[XVII, 3] Блестит над К[аменкой] тенистой
[I, 4] Над нами Z-вал [царствовал] тогда
[II, 4] У Б[онапартова] шатра
[III, 4] Б[арклай], зима иль Р[усский] [Бог]
[IV, 4] А Р[усский] Z [царь] главой Z [царей]
Пушкин случайно выпустил V, 4.
[VI, 4] Меня уже предупредил
[VII, 4] Семействам возвратит С[ибирь]
[VIII, 4] Исчезнувший как тень зари
[IX, 4] Из К[ишинева] уж мигал
X, 4 пропущена, вероятно вслед за пропуском X, 3.
[XI, 4] Ты А[лександровский] холоп
[XII, 4] Свирепой шайке палачей
[XIII, 4] Уже издавна может быть
Здесь Пушкин остановился. Это все, что у нас есть из 4-й группы. Однако через некоторое время он добавил, на этой же странице, следующие строки, относящиеся к 5-й группе.
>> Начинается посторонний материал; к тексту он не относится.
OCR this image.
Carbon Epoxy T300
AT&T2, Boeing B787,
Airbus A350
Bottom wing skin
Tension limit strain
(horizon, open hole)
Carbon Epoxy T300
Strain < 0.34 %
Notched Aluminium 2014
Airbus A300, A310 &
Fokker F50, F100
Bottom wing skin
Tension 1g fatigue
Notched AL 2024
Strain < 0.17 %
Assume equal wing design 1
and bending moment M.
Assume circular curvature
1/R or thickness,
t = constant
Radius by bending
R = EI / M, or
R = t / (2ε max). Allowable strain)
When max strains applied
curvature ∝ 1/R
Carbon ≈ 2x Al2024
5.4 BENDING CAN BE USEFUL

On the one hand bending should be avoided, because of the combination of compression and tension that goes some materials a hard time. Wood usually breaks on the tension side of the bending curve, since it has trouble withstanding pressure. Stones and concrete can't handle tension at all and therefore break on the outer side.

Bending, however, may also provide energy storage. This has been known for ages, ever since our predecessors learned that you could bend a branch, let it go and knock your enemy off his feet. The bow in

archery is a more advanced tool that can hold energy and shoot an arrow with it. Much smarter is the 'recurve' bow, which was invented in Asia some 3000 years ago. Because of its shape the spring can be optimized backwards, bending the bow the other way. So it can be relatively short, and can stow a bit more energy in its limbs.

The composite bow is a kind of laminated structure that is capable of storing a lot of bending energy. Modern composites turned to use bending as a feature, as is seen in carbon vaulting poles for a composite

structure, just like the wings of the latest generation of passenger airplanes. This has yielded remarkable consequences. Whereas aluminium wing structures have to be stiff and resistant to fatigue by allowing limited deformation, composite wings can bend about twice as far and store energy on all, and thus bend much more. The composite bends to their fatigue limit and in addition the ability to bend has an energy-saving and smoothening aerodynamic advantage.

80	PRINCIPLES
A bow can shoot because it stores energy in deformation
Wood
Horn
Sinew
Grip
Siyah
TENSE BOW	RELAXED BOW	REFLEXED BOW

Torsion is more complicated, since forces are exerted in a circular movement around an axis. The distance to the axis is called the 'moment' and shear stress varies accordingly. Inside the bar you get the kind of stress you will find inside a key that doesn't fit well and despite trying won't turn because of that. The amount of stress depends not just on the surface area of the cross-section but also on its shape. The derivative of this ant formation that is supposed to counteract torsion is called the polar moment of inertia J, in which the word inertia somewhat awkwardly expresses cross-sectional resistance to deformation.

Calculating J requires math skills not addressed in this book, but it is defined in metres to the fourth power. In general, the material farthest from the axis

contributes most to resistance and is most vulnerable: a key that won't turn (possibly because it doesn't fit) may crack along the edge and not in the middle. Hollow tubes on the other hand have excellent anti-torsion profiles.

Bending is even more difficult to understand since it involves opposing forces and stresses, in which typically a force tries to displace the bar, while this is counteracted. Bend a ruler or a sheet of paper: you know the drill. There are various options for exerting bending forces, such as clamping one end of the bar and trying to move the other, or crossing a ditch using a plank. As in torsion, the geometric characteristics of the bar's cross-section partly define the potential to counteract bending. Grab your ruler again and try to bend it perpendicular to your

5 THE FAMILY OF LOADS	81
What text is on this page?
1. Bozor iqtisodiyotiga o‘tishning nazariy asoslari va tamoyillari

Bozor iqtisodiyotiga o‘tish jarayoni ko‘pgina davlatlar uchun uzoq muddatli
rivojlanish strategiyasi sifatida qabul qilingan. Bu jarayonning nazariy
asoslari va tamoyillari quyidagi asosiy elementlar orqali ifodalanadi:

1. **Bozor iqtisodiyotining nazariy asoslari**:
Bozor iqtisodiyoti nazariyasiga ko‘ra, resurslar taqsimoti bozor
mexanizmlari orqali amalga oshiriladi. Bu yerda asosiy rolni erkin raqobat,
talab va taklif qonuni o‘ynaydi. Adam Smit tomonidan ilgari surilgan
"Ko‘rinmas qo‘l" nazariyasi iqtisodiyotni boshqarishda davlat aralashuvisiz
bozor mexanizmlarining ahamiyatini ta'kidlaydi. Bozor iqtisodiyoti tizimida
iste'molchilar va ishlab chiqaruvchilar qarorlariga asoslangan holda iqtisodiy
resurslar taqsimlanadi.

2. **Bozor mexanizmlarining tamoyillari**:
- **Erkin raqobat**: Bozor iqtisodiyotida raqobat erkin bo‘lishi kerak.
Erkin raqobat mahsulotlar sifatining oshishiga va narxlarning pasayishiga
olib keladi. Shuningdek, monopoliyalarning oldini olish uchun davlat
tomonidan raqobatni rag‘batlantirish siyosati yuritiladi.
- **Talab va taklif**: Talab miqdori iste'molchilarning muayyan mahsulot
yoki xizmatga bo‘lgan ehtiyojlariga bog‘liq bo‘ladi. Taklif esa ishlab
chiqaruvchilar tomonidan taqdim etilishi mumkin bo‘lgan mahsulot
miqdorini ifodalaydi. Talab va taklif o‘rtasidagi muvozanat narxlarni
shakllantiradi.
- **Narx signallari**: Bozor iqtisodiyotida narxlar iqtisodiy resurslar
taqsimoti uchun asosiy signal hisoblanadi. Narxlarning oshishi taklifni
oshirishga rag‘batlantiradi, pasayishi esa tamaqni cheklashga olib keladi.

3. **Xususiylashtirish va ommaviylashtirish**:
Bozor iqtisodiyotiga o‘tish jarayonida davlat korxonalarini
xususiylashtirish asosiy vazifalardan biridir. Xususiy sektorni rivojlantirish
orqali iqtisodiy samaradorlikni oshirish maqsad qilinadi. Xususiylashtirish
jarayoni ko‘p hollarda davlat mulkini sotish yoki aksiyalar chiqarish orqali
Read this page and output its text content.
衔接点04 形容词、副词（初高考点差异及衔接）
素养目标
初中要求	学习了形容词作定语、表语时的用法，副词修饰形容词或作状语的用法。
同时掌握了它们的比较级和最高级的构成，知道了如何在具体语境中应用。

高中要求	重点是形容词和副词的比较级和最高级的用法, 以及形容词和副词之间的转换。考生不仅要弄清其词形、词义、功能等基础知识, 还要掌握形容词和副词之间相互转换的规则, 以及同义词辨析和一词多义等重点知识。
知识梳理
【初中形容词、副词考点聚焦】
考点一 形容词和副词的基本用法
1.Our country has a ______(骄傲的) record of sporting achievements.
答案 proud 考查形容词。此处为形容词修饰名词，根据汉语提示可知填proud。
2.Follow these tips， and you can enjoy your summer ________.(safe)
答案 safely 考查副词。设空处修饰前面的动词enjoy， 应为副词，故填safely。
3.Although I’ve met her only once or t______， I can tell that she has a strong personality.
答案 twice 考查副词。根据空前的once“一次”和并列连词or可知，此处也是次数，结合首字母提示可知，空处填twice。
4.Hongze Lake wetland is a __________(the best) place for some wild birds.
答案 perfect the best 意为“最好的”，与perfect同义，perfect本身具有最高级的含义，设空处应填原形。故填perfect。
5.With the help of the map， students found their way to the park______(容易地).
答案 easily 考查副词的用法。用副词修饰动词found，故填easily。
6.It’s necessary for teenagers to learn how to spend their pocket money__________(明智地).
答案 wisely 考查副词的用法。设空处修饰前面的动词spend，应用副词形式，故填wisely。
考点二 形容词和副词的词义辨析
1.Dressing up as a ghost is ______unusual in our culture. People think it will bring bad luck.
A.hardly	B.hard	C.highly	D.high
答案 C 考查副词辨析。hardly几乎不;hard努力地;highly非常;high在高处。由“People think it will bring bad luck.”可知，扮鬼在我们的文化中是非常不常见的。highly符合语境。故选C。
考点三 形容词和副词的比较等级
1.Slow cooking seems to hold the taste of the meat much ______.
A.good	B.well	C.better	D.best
Правая колонка на левой странице, перо 3
[IV, 5] Моря достались Альбиону
[VI, 5] Авось дороги нам испр[авят]
[VIII, 5] Измучен казнию покоя
[XI, 5] Кинжал Л[увеля] тень Б[ертона]
Мне кажется, Пушкин собирался усложнить кодирование пятых строк: начать строфы IV, затем записать следующую, затем одну пропустить, затем пропустить две и т. д. (IV, 5; V, 5; VII, 5; X, 5). Однако шифровальщиком наш поэт был никудышным, и план его провалился. Когда Пушкин сверял набор четвертых строк, он не заметил, что пропустил строфы V и X, и из-за этого, записывая пятые строки строф IV, V, VII и X, он на самом деле взял их из строф IV, VI, VIII и XI. Я также предполагаю, что скоро поэт понял, что с его шифром что-то всерьез неладно, страшно разозлился и забросил это занятие.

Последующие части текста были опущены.